Bartolomé caminaba por las calles del Barrio de la Boca. Un barrio que le resultaba de lo más atractivo y quizás, simbolizaba con mucha firmeza la dignidad del trabajo, especialmente por la cargas y descargas en los barcos que llegaban a la zona de desembarco del Riachuelo.
-Buenos días, señor Craviotto –lo saludaba una persona al pasar mientras alzaba su sombrero.
-Buenos días para usted –respondía con una leve sonrisa.
Saludarse con los vecinos que a su vez eran compañeros de trabajo, era algo normal para su barrio.
Bartolomé, finalmente llegó a su hogar, el Conventillo, el que ya había quedado atrás como vivienda tradicional.
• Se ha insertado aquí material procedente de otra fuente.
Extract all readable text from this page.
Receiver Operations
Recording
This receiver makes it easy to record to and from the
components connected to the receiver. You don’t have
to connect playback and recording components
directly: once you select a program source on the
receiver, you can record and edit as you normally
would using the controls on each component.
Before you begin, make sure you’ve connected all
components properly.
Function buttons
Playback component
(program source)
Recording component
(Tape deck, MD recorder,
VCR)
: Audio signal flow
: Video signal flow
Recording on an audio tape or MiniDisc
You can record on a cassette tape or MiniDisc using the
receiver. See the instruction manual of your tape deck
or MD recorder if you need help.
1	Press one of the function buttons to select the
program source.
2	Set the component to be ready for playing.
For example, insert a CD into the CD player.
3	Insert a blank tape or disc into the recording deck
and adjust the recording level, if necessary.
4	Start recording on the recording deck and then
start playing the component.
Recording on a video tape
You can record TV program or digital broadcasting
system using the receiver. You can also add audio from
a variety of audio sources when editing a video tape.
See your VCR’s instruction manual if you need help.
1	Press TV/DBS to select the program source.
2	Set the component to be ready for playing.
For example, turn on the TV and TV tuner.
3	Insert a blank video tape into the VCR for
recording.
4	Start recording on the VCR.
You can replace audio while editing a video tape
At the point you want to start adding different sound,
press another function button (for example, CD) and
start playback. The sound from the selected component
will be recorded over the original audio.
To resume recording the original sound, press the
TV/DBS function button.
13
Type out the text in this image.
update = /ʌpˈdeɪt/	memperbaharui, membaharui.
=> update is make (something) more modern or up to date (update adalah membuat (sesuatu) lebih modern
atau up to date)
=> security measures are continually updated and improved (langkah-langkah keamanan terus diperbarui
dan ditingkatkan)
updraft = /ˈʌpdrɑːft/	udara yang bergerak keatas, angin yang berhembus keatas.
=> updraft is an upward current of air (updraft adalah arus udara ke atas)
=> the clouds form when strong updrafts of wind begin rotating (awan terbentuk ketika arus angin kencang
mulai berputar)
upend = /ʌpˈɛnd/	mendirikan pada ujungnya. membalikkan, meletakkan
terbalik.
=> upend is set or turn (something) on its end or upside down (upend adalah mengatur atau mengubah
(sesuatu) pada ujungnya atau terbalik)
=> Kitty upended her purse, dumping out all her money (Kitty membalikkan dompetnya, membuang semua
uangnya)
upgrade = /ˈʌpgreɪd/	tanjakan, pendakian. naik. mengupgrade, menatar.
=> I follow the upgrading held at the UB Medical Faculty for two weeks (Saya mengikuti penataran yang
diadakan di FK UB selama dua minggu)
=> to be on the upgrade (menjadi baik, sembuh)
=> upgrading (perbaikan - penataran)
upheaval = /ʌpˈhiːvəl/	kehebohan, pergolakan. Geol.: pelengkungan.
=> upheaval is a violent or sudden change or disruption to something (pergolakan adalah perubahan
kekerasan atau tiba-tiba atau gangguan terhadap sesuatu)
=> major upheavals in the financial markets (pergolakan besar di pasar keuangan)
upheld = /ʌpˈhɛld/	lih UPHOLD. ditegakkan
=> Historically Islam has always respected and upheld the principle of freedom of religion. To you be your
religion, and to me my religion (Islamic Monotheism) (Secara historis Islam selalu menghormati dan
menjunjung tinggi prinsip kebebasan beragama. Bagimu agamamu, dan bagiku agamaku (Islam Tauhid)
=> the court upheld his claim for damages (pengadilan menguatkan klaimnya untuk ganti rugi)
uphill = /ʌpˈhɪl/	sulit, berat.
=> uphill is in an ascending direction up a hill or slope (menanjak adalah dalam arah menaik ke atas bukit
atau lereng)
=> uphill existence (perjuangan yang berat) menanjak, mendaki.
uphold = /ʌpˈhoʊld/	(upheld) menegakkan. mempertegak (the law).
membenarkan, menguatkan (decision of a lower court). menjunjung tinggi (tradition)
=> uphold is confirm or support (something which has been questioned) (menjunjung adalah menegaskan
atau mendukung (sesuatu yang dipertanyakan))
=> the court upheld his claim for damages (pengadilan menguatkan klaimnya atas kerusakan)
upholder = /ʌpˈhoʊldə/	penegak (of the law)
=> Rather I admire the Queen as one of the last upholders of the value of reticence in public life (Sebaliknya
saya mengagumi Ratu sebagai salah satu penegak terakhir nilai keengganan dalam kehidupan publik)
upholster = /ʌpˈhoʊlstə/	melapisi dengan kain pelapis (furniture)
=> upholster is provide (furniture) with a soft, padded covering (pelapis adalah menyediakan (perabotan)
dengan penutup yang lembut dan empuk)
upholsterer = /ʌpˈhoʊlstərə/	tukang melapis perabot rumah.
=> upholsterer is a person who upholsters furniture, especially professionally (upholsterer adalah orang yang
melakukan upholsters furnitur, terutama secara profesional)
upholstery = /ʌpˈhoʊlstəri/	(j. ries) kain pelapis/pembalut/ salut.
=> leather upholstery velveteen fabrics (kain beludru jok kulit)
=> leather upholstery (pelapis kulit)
En vez de entrar a su habitación donde encontraría a su padre, tomó dos baldes y se dirigió a un pozo donde había una fila de dos personas.
Para pasar el tiempo, encendió un cigarrillo, y comenzó a fumarlo. Creía que al terminar de fumar, ya sería su turno. Y efectivamente, así fue.
Mientras ponía los baldes para sacar agua, apareció un conocido al que no quería ver ni en figuritas.
-Hola tano –saludaba Arturo.
Bartolomé lo miraba indistintamente. Por un lado, tenía ganas de asesinarlo ahí mismo. Por el otro, le intrigaba saber qué hacía un inmigrante trabajando para el gobierno en vez de invertir en terrenos como hacía la gran mayoría.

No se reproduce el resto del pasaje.